The Brancatelli File


United was already in the tank operationally when it announced on May 24, 2000, that it planned to acquire US Airways in a trans-action then valued at $11 billion. I was in Rome and spent a day on the phone to the States trying to understand the rationale. Every-one I interviewed kept telling me the deal would remake the face of aviation in America. And I kept thinking: No way the government will allow this. This column also correctly predicted two other developments. After flirting with Northwest, American Airlines purchased TWA as part of a bizarre arrangement with United that would have also given American a piece of US Airways. And Delta, after flirting with Continental, is now attempting to bring both Continental and Northwest into a tri-partite code-share. But the experts I spoke to were right, too. The United-US Airways deal did remake the face of American aviation, albeit by destroying both carriers. -- J.B.



June 1, 2000 -- So I had this great idea: Me and my frequent-flying wife would take a one-week "sabbatical" from our lives on the road. We'd cash some miles, fly to Rome, take an apartment, and wander aimlessly around the freshly scrubbed Eternal City unencumbered by clients, calls, laptops, E-mail and English-language news.

You know, La Dolce Vita.

I made just one mistake. One afternoon last week, instead of stuffing my face with another portion of stuffed fresh zucchini flowers, instead of lingering over my caffe doppio, instead of watching Milliondario, the new, Italian-language version of "Who Wants to Be a Millionaire," I popped into a cybercafe.

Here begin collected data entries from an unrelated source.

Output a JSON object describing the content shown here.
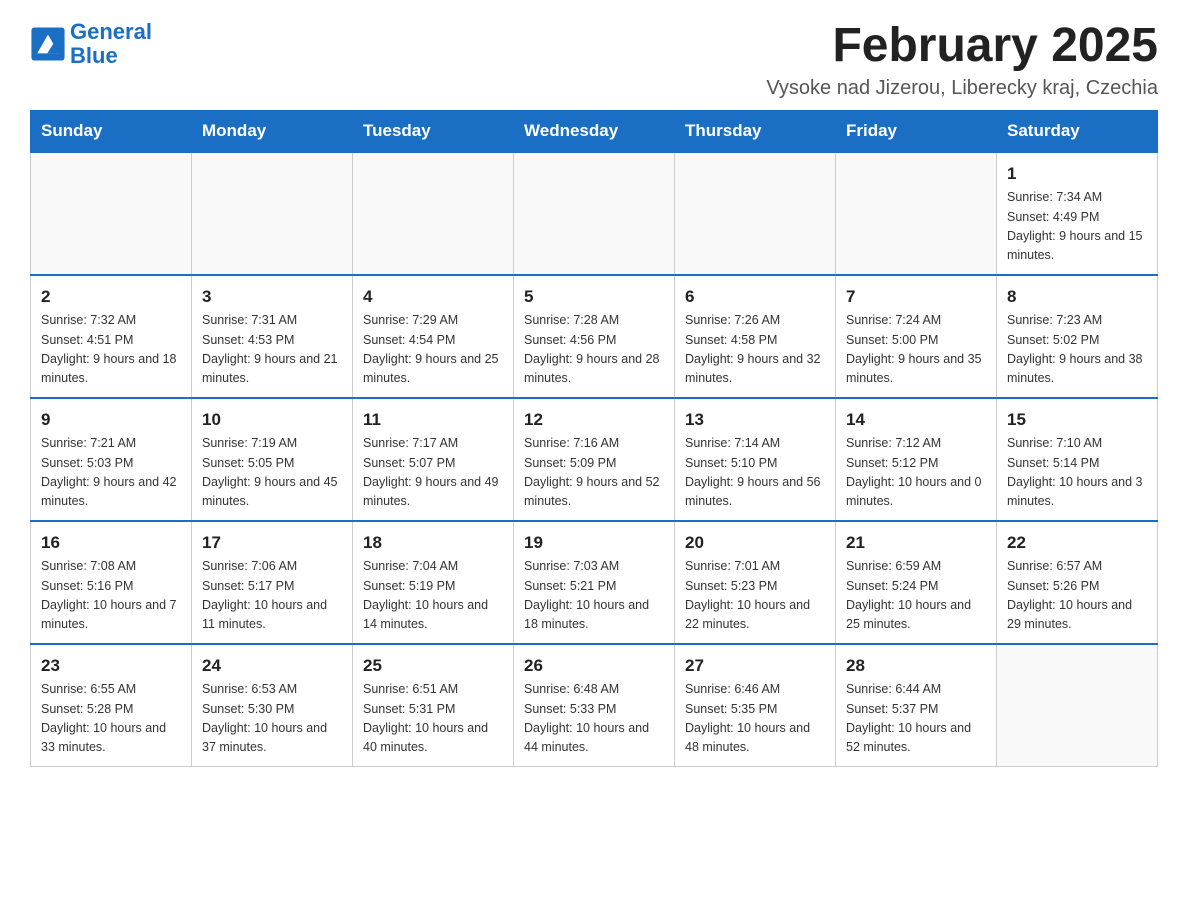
{
  "header": {
    "logo_general": "General",
    "logo_blue": "Blue",
    "month_title": "February 2025",
    "location": "Vysoke nad Jizerou, Liberecky kraj, Czechia"
  },
  "days_of_week": [
    "Sunday",
    "Monday",
    "Tuesday",
    "Wednesday",
    "Thursday",
    "Friday",
    "Saturday"
  ],
  "weeks": [
    [
      {
        "day": "",
        "info": ""
      },
      {
        "day": "",
        "info": ""
      },
      {
        "day": "",
        "info": ""
      },
      {
        "day": "",
        "info": ""
      },
      {
        "day": "",
        "info": ""
      },
      {
        "day": "",
        "info": ""
      },
      {
        "day": "1",
        "info": "Sunrise: 7:34 AM\nSunset: 4:49 PM\nDaylight: 9 hours and 15 minutes."
      }
    ],
    [
      {
        "day": "2",
        "info": "Sunrise: 7:32 AM\nSunset: 4:51 PM\nDaylight: 9 hours and 18 minutes."
      },
      {
        "day": "3",
        "info": "Sunrise: 7:31 AM\nSunset: 4:53 PM\nDaylight: 9 hours and 21 minutes."
      },
      {
        "day": "4",
        "info": "Sunrise: 7:29 AM\nSunset: 4:54 PM\nDaylight: 9 hours and 25 minutes."
      },
      {
        "day": "5",
        "info": "Sunrise: 7:28 AM\nSunset: 4:56 PM\nDaylight: 9 hours and 28 minutes."
      },
      {
        "day": "6",
        "info": "Sunrise: 7:26 AM\nSunset: 4:58 PM\nDaylight: 9 hours and 32 minutes."
      },
      {
        "day": "7",
        "info": "Sunrise: 7:24 AM\nSunset: 5:00 PM\nDaylight: 9 hours and 35 minutes."
      },
      {
        "day": "8",
        "info": "Sunrise: 7:23 AM\nSunset: 5:02 PM\nDaylight: 9 hours and 38 minutes."
      }
    ],
    [
      {
        "day": "9",
        "info": "Sunrise: 7:21 AM\nSunset: 5:03 PM\nDaylight: 9 hours and 42 minutes."
      },
      {
        "day": "10",
        "info": "Sunrise: 7:19 AM\nSunset: 5:05 PM\nDaylight: 9 hours and 45 minutes."
      },
      {
        "day": "11",
        "info": "Sunrise: 7:17 AM\nSunset: 5:07 PM\nDaylight: 9 hours and 49 minutes."
      },
      {
        "day": "12",
        "info": "Sunrise: 7:16 AM\nSunset: 5:09 PM\nDaylight: 9 hours and 52 minutes."
      },
      {
        "day": "13",
        "info": "Sunrise: 7:14 AM\nSunset: 5:10 PM\nDaylight: 9 hours and 56 minutes."
      },
      {
        "day": "14",
        "info": "Sunrise: 7:12 AM\nSunset: 5:12 PM\nDaylight: 10 hours and 0 minutes."
      },
      {
        "day": "15",
        "info": "Sunrise: 7:10 AM\nSunset: 5:14 PM\nDaylight: 10 hours and 3 minutes."
      }
    ],
    [
      {
        "day": "16",
        "info": "Sunrise: 7:08 AM\nSunset: 5:16 PM\nDaylight: 10 hours and 7 minutes."
      },
      {
        "day": "17",
        "info": "Sunrise: 7:06 AM\nSunset: 5:17 PM\nDaylight: 10 hours and 11 minutes."
      },
      {
        "day": "18",
        "info": "Sunrise: 7:04 AM\nSunset: 5:19 PM\nDaylight: 10 hours and 14 minutes."
      },
      {
        "day": "19",
        "info": "Sunrise: 7:03 AM\nSunset: 5:21 PM\nDaylight: 10 hours and 18 minutes."
      },
      {
        "day": "20",
        "info": "Sunrise: 7:01 AM\nSunset: 5:23 PM\nDaylight: 10 hours and 22 minutes."
      },
      {
        "day": "21",
        "info": "Sunrise: 6:59 AM\nSunset: 5:24 PM\nDaylight: 10 hours and 25 minutes."
      },
      {
        "day": "22",
        "info": "Sunrise: 6:57 AM\nSunset: 5:26 PM\nDaylight: 10 hours and 29 minutes."
      }
    ],
    [
      {
        "day": "23",
        "info": "Sunrise: 6:55 AM\nSunset: 5:28 PM\nDaylight: 10 hours and 33 minutes."
      },
      {
        "day": "24",
        "info": "Sunrise: 6:53 AM\nSunset: 5:30 PM\nDaylight: 10 hours and 37 minutes."
      },
      {
        "day": "25",
        "info": "Sunrise: 6:51 AM\nSunset: 5:31 PM\nDaylight: 10 hours and 40 minutes."
      },
      {
        "day": "26",
        "info": "Sunrise: 6:48 AM\nSunset: 5:33 PM\nDaylight: 10 hours and 44 minutes."
      },
      {
        "day": "27",
        "info": "Sunrise: 6:46 AM\nSunset: 5:35 PM\nDaylight: 10 hours and 48 minutes."
      },
      {
        "day": "28",
        "info": "Sunrise: 6:44 AM\nSunset: 5:37 PM\nDaylight: 10 hours and 52 minutes."
      },
      {
        "day": "",
        "info": ""
      }
    ]
  ]
}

You know, just to check E-mail so my mailbox wouldn't overflow. Just to see how the basketball playoffs were going. Just to reassure myself the world hadn't ended.

Allora! as the Romans would say. There in my E-mail was all the big, big stuff: the proposed United purchase of US Airways, the Guarantee and all the missives from you fine folks wondering why I hadn't alerted you to all this earth-shattering news in advance.

What can I say in my own defense? I was seduced by the art in the Villa Borghese. I was transfixed by the pilgrims parading St. Rita's body around Vatican City. I was drugged by the herbaceous potpourri my wife bought in a snazzy little shop off the Piazza Navonna. I was eating--and talking about eating--with fishmongers, greengrocers, bakers, hotel chefs and the gregarious fellow who sold me cornetti every morning.

But while I was living La Dolce Vita, United was conspiring to make all our lives on the road miserable by buying US Airways.

Let's make this analysis simple: Why should any intelligent nation allow its largest airline to buy its sixth-largest carrier? One reason will do. Any reason.

Can't think of one, can you? Neither can I.

And the only thing worse than United buying US Airways is the chain reaction of competitive responses that would come from the nation's other airlines. American, which now has a code-sharing agreement with US Airways to help it compete with United at Chicago/O'Hare, might go out and buy Northwest or even TWA. Continental and Northwest might mend their frayed relations and merge. Or Continental and Delta might choose to throw in together. Northwest might snatch Alaska. And faster than you can say oligarchy, we'll all be paying through the metaphorical nose for lousy service.

Wait a minute… We already do pay through the nose for lousy service. And it's been that way since we permitted the last round of airline consolidation a decade ago. This time, I think, the departments of Justice and Transportation will learn from recent history and scotch this merger.